I mean, it's not even that Ghostbusters was a particularly classy film. It was made by and for the proletariat masses. There was a joke in the original about Dan Aykroyd's character getting a hand job/blow job by a ghost in the ghostbusting montage midway through the film.
It was fucking hilarious, mind you, but it was still there.
It doesn't have to be this way either. You could totally make a Ghostbusters B-Team squad comprised entirely of women and then make the film self-aware of that for fun, and have the B-Team take over for the A-Team by following in their footsteps as the A-Team retires. You could do that. That's totally possible.

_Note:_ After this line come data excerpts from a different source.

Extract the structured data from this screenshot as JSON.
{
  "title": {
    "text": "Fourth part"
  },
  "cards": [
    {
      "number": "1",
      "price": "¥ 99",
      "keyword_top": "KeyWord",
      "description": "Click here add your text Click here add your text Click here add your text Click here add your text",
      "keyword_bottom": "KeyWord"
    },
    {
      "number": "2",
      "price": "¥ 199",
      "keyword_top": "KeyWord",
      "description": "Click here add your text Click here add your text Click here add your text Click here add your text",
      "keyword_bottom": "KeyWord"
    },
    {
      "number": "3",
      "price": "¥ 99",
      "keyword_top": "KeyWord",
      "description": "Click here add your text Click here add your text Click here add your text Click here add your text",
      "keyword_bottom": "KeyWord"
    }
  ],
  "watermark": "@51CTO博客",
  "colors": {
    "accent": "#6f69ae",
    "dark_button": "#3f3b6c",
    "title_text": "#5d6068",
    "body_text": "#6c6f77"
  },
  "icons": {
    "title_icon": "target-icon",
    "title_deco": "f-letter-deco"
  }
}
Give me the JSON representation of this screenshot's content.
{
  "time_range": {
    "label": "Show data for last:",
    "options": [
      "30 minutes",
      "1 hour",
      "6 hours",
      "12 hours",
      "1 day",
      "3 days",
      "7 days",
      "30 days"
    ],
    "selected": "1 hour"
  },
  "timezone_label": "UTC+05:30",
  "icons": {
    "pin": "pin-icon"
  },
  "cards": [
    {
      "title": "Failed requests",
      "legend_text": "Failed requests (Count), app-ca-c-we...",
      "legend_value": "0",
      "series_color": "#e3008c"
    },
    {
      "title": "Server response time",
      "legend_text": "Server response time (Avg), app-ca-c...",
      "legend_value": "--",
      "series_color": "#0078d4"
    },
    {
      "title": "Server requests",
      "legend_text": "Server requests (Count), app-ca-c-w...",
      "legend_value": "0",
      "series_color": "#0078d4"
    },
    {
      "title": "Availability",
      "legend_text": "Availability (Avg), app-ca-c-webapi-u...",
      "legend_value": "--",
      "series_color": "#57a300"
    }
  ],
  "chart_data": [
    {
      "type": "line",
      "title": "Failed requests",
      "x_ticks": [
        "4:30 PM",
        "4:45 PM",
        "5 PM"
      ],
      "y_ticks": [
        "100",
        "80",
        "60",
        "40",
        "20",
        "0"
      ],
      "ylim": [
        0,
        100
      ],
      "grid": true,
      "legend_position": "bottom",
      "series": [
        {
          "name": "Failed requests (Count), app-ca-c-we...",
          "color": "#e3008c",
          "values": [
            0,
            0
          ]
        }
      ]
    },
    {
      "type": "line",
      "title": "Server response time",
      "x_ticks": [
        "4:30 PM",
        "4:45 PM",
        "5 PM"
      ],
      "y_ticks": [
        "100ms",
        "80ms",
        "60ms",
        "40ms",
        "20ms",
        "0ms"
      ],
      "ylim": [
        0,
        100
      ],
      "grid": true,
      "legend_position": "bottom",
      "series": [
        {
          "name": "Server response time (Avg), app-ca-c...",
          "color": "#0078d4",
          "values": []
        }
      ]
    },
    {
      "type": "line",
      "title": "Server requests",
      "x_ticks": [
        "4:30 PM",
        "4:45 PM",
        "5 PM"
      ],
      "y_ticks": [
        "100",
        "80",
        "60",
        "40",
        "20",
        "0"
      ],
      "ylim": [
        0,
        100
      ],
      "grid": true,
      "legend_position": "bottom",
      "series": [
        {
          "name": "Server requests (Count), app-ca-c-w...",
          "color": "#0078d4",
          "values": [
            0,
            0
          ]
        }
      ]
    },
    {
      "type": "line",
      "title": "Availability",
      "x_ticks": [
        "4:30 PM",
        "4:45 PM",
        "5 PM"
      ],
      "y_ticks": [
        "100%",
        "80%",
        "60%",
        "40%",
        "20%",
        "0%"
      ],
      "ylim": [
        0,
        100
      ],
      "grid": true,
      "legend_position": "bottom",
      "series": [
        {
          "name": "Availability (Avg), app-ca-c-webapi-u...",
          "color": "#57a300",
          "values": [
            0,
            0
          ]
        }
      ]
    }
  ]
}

But I suspect they'll go for the cheap social commentary jokes and "look at the crazy black lady being a crazy black lady" jokes instead. It'll be too busy drowning in hubris to be funny. Because ultimately, what made the original film hilarious was that it was comprised of four lovable losers that fucked up everything they did. They didn't have the "greatest physicists ever" (Mary Sue alert), they had uni drop-outs and borderline conmen.
They were worthless losers who would have been relegated to janitorial duty or fast food services, who instead became comically foolish but surprisingly competent ghostbusters. They were human characters, and very flawed characters. This new ghostbusters, at least by the trailers, totally fails to establish this with our four protagonists, who instead all fall into a range of shitty stereotypes: The flawless woman archetype, the supergenius archetype, the crazy black lady who is only in the film to checkmark a minority quota box archetype, et cetera.
I really,
really hope I'm wrong, because I'd like this film to be better than "gender quota: the movie" but I'm a pessimist by nature, so... Le shrug.
tl;dr: The writing is looking like shit, even if the actors might be able to do the job, and the premise itself is actually something you could do quite well.